Free DKIM checker

Is your mail cryptographically signed?

There's no DNS record that lists a domain's DKIM selectors, so we probe the ~20 most common ones used by major email providers and show you what's live.

How selector discovery works

Since DNS has no way to list a domain's DKIM selectors, we check around twenty of the most common ones used by major platforms — Google Workspace, Microsoft 365, Mailchimp, SendGrid, Mandrill, Zoho, and others — by looking up selector._domainkey.yourdomain.com for each candidate name.

Any selector that resolves to a valid key gets shown, along with a rough read on its key strength. If your provider uses an unusual selector name, the manual lookup box lets you check it directly — your provider's DKIM setup instructions will usually tell you the exact name to use.

Common questions

What is a DKIM selector, and why do I need to guess it?+

DKIM keys live at a DNS name like selector._domainkey.yourdomain.com, where "selector" is a name your email provider chooses — there's no directory or DNS record that lists which selectors a domain uses. Providers usually pick a predictable name (google, default, s1, mandrill), which is why probing common ones finds most real-world setups.

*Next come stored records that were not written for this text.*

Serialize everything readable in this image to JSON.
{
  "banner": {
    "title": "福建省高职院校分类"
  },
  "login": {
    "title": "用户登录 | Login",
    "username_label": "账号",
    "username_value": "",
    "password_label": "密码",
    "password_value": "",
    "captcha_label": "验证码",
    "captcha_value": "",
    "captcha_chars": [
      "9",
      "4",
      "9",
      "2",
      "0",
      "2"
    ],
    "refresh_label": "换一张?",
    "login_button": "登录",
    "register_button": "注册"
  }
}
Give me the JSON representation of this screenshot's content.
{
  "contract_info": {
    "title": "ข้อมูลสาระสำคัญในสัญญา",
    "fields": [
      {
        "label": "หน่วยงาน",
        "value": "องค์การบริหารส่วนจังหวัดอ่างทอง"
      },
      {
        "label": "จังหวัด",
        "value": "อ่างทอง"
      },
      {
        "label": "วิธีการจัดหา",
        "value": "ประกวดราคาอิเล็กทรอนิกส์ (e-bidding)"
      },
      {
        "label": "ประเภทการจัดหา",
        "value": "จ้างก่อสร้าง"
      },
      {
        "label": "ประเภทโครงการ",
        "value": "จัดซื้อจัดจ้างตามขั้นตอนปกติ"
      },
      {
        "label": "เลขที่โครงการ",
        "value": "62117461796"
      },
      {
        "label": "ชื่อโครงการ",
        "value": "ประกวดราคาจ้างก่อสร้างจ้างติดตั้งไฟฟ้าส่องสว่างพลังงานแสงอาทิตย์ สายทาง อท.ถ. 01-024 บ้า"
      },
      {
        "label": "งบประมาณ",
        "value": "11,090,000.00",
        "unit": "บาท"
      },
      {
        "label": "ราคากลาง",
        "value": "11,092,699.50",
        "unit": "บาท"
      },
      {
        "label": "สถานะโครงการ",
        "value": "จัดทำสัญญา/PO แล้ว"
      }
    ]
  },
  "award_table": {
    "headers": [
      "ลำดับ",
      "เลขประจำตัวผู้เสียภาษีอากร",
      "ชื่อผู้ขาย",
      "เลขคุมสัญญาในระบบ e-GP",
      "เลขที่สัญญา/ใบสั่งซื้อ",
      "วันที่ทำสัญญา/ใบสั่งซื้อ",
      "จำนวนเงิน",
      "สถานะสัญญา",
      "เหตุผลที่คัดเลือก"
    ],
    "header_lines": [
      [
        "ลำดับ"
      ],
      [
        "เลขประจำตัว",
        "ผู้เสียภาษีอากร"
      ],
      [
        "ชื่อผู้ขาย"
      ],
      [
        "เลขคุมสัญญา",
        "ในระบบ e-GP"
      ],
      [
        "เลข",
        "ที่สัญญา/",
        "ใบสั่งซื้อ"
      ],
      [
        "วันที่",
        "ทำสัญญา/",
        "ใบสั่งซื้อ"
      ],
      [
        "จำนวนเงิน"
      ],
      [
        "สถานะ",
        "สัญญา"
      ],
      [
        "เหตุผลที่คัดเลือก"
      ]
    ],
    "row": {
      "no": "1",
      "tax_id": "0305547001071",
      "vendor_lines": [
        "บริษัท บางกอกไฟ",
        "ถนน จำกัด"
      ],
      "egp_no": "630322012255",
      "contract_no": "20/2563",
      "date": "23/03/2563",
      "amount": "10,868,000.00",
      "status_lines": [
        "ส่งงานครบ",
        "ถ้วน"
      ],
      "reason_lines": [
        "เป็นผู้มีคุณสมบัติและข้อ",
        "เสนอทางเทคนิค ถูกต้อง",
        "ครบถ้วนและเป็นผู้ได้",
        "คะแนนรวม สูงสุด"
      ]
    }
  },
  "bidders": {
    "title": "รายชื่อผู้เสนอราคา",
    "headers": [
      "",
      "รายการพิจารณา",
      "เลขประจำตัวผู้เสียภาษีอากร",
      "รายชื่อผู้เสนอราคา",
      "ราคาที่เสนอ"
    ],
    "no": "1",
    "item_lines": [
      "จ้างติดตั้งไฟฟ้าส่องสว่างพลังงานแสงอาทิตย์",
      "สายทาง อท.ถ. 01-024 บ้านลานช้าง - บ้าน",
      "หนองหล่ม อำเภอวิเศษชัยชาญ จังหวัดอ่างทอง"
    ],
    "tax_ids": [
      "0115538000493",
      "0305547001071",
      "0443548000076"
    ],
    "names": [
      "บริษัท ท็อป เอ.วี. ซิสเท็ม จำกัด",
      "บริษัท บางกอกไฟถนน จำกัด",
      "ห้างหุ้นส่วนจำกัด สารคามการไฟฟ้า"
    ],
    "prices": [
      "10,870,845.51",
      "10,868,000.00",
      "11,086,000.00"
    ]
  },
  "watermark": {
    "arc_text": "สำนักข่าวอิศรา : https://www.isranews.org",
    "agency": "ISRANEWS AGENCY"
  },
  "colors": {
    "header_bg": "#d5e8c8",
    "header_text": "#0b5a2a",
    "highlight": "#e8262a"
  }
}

This tool didn't find anything — does that mean DKIM is broken?+

Not necessarily. It means none of the ~20 common selectors we check are active for this domain. Many providers use a custom or dated selector (like s20240115). Check your email platform's DKIM setup page for the exact selector, then use the manual lookup box to check it directly.

What does the key size (1024-bit vs 2048-bit) mean?+

It's the strength of the cryptographic signature. 1024-bit keys are considered weak by modern standards and some major providers are phasing out support for verifying them. If your setup shows a 1024-bit key, ask your provider about rotating to 2048-bit.

Can a domain have more than one active DKIM selector?+

Yes, and it's common — each sending platform you use (your CRM, your email marketing tool, your helpdesk) may sign with its own selector. This tool lists every active selector it finds, not just the first one.

How does DKIM relate to SPF and DMARC?+

DKIM proves a message wasn't altered in transit and was signed by a key your domain published. DMARC checks whether that DKIM signature (or SPF) aligns with your domain before deciding what to do with mail that fails. All three work together — check your SPF and DMARC setup too for the full picture.